City Council currently has a 9-2 Democratic majority, and a Republican has not won an at-large seat since 2009. This appears to have influenced who is running: In addition to Powell, the only other Republican is David Michael Rice, a perennial candidate who once said his goal is to be mayor of “Ricetown,” named for him.
The high interest among candidates for the at-large seats has not yet translated into challenges to incumbents in districts.
Of the five council members who represent single-member districts, only two have drawn opponents so far.
Julie Eiselt, a Democrat, is best known for starting Neighbors for a Safer Charlotte, a coalition of community leaders that lobbied for more money for the criminal justice system, in 2007.
Public safety is her top issue. But she said she also wants to focus on education and transportation.
“It’s not part of City Council, but (education) is part of our regional development,” Eiselt said. She added that if a city isn’t considered safe or doesn’t have good schools, it’s extremely difficult to attract new jobs and grow.
Bruce Clark used to work as a campaign consultant but is now a first-time candidate. He helped managed President Barack Obama’s Charlotte campaign in 2009, along with Anthony Foxx’s successful 2009 mayoral campaign.
He now works for a technology start-up.
Clark said one of the most critical issues is economic mobility. He cites a recent study that placed Charlotte last among large U.S. metropolitan areas in terms of economic mobility.
Mo Idlibby, an attorney who specializes in immigration cases, is another Democrat in the field.
“I do pro bono work, but it’s time to give back on a larger scale,” he said.
He said the city isn’t focusing on important issues such as domestic violence. And he said the City Council should have passed changes to its nondiscrimination ordinance to protect gay, lesbian and transgender residents.
“I have always been an ally (of the LGBT community) but more than an ally,” he said. “This is a principled matter for me. It doesn’t matter if it’s based on race, religion or national origin. Everyone deserves equal rights.”
Sean Gautam, a financial adviser, said he is running for the first time because there is “a huge disconnect between the people and what happens at City Council.”

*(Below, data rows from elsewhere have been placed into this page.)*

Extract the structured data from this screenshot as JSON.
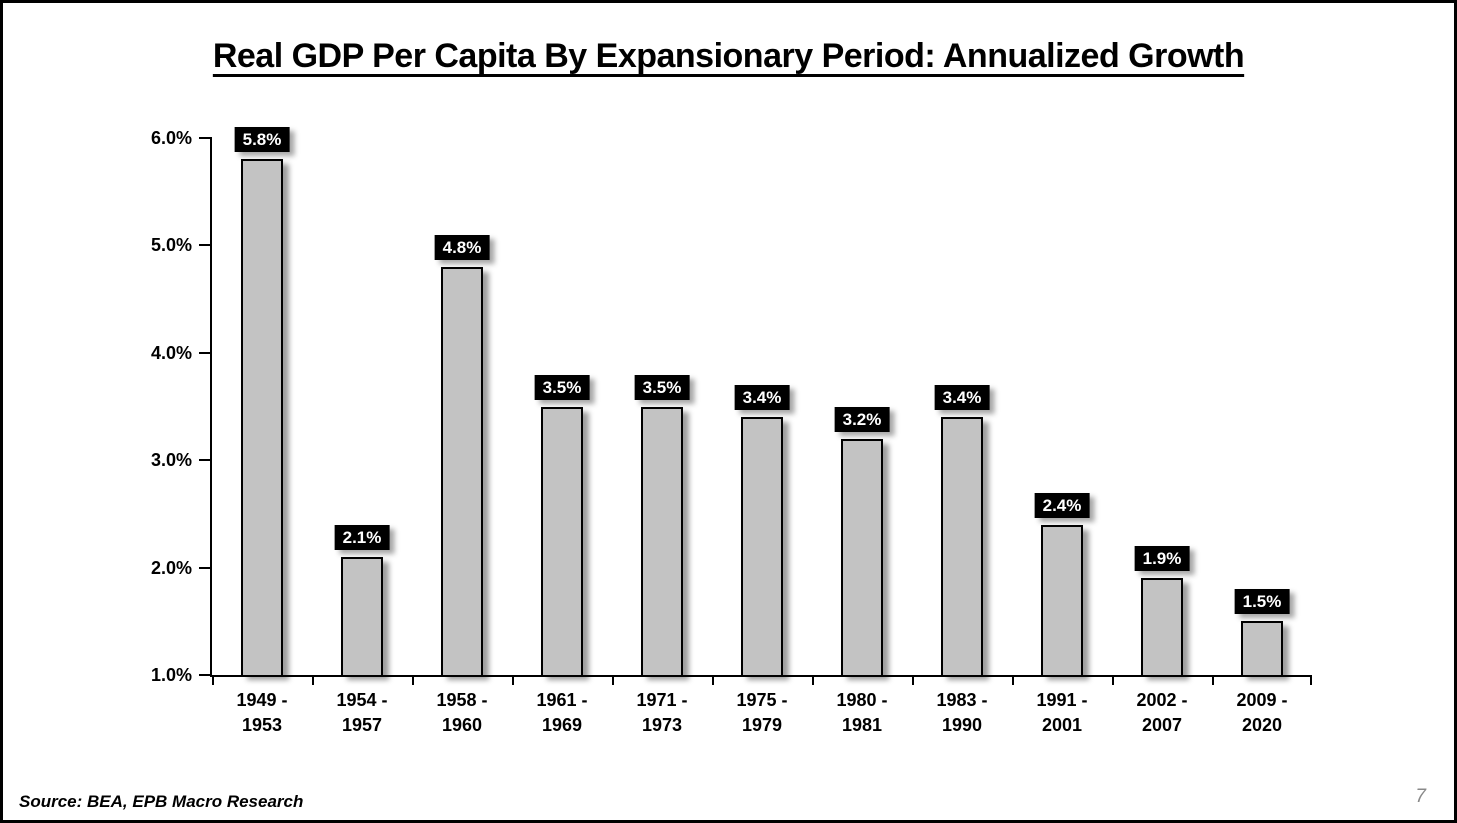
{
  "header": {
    "title": "Real GDP Per Capita By Expansionary Period: Annualized Growth"
  },
  "footer": {
    "source_note": "Source: BEA, EPB Macro Research",
    "page_number": "7"
  },
  "colors": {
    "bar_fill": "#c3c3c3",
    "bar_border": "#000000",
    "value_label_bg": "#000000",
    "value_label_text": "#ffffff",
    "axis": "#000000",
    "slide_border": "#000000",
    "page_number_text": "#898989"
  },
  "chart_data": {
    "type": "bar",
    "title": "Real GDP Per Capita By Expansionary Period: Annualized Growth",
    "xlabel": "",
    "ylabel": "",
    "categories": [
      "1949 - 1953",
      "1954 - 1957",
      "1958 - 1960",
      "1961 - 1969",
      "1971 - 1973",
      "1975 - 1979",
      "1980 - 1981",
      "1983 - 1990",
      "1991 - 2001",
      "2002 - 2007",
      "2009 - 2020"
    ],
    "values": [
      5.8,
      2.1,
      4.8,
      3.5,
      3.5,
      3.4,
      3.2,
      3.4,
      2.4,
      1.9,
      1.5
    ],
    "bar_labels": [
      "5.8%",
      "2.1%",
      "4.8%",
      "3.5%",
      "3.5%",
      "3.4%",
      "3.2%",
      "3.4%",
      "2.4%",
      "1.9%",
      "1.5%"
    ],
    "y_ticks": [
      {
        "value": 6.0,
        "label": "6.0%"
      },
      {
        "value": 5.0,
        "label": "5.0%"
      },
      {
        "value": 4.0,
        "label": "4.0%"
      },
      {
        "value": 3.0,
        "label": "3.0%"
      },
      {
        "value": 2.0,
        "label": "2.0%"
      },
      {
        "value": 1.0,
        "label": "1.0%"
      }
    ],
    "ylim": [
      1.0,
      6.0
    ],
    "grid": false,
    "legend": false
  }
}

He said the city has had too many projects fail, such as a movie studio planned for Eastland Mall and an amateur sports complex at nearby Bojangles’ Coliseum.
“We need a long-term vision for the city and a long-term financial plan,” he said.
Darrell Bonapart, another Democrat, has run for City Council before, including an attempt for the east Charlotte District 5 seat in 2011. A military veteran, he has been an activist for east Charlotte.
Candidates with experience
Lyles, a former assistant city manager in Charlotte, was elected to an at-large seat two years ago in her first attempt at elected office. She has sometimes been a swing vote on City Council and has tried to be a consensus builder.
Fallon is seeking her third term as an at-large member. She is one of the more conservative Democrats on the council, and she recently voted against City Manager Ron Carlee’s budget for this fiscal year. She has criticized the city’s plans to use general fund dollars on a streetcar.
Maddalon, who owns the Morehead Inn, said poverty and economic mobility are critical issues for the city.
“It will require some courageous and fearless leadership,” he said. “I will fight and take a punch.”
He said his experience as a small-business owner “making hundreds of payrolls” gives him unique experience for the job.
Mitchell, who works at Barton Milo Construction, has been away from City Council for two years, after he lost to Cannon in the 2013 Democratic mayoral primary.
He had previously served District 2. In his last stint on council, he helped lead the city’s effort to fund renovations to Bank of America Stadium.